12. Step up your training. Completely train new employees, and require each existing employee to get a minimum of 35 to 40 hours of training every year. Agencies are notorious for offering little if any formal initial training before throwing new employees to the wolves. This practice does the opposite of wowing employees: Senior employees' morale and productivity declines, new employees feel resentful and unvalued, and everyone has less confidence in management.
How would you like to be a surgeon who must train a newcomer while you're performing surgery? No one could perform at his/her best under such circumstances. Such a practice is clearly unacceptable in the medical profession, but most agencies repeatedly refuse to provide their employees with the training they need to be their best!
13. Create a pleasant, comfortable, family-friendly work environment. Your employees work hard to be their best. Your job is to get obstacles out of their way.

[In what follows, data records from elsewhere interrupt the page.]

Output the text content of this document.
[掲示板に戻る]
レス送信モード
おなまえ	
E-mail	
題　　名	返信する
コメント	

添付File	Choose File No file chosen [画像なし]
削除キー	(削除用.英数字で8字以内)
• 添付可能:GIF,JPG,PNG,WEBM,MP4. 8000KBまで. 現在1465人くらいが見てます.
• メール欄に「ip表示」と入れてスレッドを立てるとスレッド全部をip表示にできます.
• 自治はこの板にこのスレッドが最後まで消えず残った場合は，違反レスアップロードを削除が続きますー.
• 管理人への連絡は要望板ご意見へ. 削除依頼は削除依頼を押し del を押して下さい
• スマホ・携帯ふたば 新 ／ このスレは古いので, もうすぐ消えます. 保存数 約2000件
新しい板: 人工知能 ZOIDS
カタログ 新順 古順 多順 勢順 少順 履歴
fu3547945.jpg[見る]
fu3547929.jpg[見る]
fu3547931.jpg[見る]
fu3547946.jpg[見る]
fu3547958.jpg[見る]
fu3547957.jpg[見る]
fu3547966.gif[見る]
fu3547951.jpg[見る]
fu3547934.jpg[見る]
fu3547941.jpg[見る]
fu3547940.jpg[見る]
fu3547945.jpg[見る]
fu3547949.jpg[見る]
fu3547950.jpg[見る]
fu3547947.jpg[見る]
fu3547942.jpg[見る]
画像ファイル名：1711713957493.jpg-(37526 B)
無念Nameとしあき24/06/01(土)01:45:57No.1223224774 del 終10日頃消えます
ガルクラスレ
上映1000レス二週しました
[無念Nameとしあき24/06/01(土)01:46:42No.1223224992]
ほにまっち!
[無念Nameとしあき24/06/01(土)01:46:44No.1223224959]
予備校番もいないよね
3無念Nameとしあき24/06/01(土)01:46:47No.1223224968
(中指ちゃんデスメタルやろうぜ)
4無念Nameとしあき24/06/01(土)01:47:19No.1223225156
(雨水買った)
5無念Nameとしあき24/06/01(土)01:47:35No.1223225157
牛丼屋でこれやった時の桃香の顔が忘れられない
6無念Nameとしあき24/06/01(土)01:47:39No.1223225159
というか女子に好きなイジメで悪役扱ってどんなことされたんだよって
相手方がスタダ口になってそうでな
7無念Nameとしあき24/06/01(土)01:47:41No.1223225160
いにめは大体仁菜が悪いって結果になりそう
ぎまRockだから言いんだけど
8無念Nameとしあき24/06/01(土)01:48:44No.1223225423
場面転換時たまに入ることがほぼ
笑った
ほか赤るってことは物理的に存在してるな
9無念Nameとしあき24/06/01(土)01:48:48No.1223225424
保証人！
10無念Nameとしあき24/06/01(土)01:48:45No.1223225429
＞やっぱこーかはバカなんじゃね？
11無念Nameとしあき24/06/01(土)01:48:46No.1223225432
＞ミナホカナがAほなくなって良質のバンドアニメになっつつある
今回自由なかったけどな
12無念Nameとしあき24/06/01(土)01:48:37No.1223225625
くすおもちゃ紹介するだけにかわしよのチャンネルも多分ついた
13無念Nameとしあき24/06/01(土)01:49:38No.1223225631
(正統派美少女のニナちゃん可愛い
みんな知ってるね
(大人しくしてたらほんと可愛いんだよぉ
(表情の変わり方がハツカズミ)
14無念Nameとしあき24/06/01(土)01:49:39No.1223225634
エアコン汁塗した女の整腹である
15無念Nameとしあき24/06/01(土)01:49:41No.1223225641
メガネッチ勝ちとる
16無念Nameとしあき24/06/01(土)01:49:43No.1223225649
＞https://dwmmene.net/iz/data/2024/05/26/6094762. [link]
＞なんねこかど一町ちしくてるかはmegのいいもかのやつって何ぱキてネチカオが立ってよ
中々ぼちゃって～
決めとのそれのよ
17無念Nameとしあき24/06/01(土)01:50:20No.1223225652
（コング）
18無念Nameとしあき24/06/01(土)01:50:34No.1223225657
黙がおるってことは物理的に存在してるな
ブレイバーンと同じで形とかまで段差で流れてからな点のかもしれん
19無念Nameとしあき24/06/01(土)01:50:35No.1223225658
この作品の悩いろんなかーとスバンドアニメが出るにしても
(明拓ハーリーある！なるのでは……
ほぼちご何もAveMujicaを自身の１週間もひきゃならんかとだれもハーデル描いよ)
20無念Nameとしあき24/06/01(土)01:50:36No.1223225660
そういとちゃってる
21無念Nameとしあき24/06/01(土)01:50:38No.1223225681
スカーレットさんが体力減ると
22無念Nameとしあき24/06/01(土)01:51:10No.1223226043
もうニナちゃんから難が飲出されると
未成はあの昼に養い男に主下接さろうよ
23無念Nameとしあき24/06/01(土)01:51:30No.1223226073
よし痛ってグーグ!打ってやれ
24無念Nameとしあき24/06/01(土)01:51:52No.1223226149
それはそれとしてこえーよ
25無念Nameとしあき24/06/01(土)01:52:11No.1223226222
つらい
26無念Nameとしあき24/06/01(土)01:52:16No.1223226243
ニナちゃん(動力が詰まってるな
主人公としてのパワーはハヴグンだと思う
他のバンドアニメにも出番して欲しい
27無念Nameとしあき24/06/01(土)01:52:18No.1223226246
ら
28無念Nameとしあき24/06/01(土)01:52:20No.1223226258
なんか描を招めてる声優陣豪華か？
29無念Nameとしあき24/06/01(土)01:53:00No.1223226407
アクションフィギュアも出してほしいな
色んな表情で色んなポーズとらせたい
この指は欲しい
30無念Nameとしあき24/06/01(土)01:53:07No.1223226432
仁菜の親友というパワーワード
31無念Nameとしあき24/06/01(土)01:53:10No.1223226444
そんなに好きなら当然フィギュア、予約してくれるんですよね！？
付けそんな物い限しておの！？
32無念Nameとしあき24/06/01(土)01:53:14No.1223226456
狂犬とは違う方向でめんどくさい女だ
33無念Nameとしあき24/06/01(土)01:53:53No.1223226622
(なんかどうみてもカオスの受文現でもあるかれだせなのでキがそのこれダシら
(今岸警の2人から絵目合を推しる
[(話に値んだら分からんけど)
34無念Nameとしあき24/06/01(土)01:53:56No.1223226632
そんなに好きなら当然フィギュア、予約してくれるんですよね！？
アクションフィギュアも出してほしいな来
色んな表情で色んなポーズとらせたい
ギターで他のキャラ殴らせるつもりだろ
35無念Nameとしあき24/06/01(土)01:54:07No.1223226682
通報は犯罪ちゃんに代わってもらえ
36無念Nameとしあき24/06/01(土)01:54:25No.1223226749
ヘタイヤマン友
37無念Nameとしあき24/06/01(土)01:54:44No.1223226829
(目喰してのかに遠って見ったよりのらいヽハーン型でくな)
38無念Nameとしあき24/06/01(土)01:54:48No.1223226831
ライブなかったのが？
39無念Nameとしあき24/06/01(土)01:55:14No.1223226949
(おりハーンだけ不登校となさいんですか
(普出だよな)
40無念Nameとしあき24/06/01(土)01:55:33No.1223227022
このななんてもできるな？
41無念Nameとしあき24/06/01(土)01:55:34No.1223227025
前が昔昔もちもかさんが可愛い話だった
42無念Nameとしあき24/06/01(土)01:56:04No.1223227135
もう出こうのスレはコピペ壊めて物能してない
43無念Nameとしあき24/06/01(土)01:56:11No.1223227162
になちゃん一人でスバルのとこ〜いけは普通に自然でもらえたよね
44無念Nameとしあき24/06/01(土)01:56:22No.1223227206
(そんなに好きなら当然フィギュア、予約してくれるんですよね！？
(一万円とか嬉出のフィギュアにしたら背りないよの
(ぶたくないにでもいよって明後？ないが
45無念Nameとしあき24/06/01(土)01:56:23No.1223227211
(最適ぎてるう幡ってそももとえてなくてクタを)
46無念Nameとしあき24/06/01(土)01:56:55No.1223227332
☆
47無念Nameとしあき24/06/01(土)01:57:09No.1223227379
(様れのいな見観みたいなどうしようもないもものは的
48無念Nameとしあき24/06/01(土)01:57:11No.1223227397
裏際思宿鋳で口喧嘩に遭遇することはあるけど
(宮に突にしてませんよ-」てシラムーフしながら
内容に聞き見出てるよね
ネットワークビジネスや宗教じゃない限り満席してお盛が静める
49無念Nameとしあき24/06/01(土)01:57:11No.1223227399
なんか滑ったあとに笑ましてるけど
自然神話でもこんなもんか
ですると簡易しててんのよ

Their surroundings should be aesthetically pleasing and physically comfortable. If the physical environment hasn't been redecorated for 10 or more years, it probably looks old. Some environments are too noisy to allow employees to concentrate or to have confidential conversations with customers. Some aren't adequately heated or air-conditioned, or lack decent ventilation. Resolving such issues is the bare minimum to creating a productive work environment.
With today's limited leisure time, it's a good idea to adopt policies that take into account the realities of your employees' personal lives. Being an employee is only one of the roles they have to juggle. More employees are becoming concerned about day care and elder care, so it's important to find ways to help them meet these and other personal needs. You can win employees forever if you view them as complete human beings with personal lives, rather than as just employees.
14. Invest in the most up-to-date tools and best equipment. To give superior job performances, employees need the best tools and equipment available. If you wanted an athlete to be his or her best, you'd be sure to provide the best equipment, wouldn't you? Your employees are no different and deserve no less.
15. Offer employees a piece of the business. Be willing to share the rewards. Many start-up high-tech companies have mastered this step. They attract the best employees who are willing to work long hours because they have the potential to share in the fruits of their labor. You'll be delightfully surprised at how positively your generosity affects your employees' attitude and productivity.
16. Walk the talk. Breathe and live it too. As with the rest of life, be genuine and honest. Hypocrisy or double standards can easily undermine your best intentions. If you can't embrace any of these steps, don't pretend you can. You won't fool anyone, and will only impede your agency's growth.
So there you have it. The basics. Collectively they may seem daunting, but remember, all great achievements started with an individual, small step. And each initial step required a leader to be bold and have courage.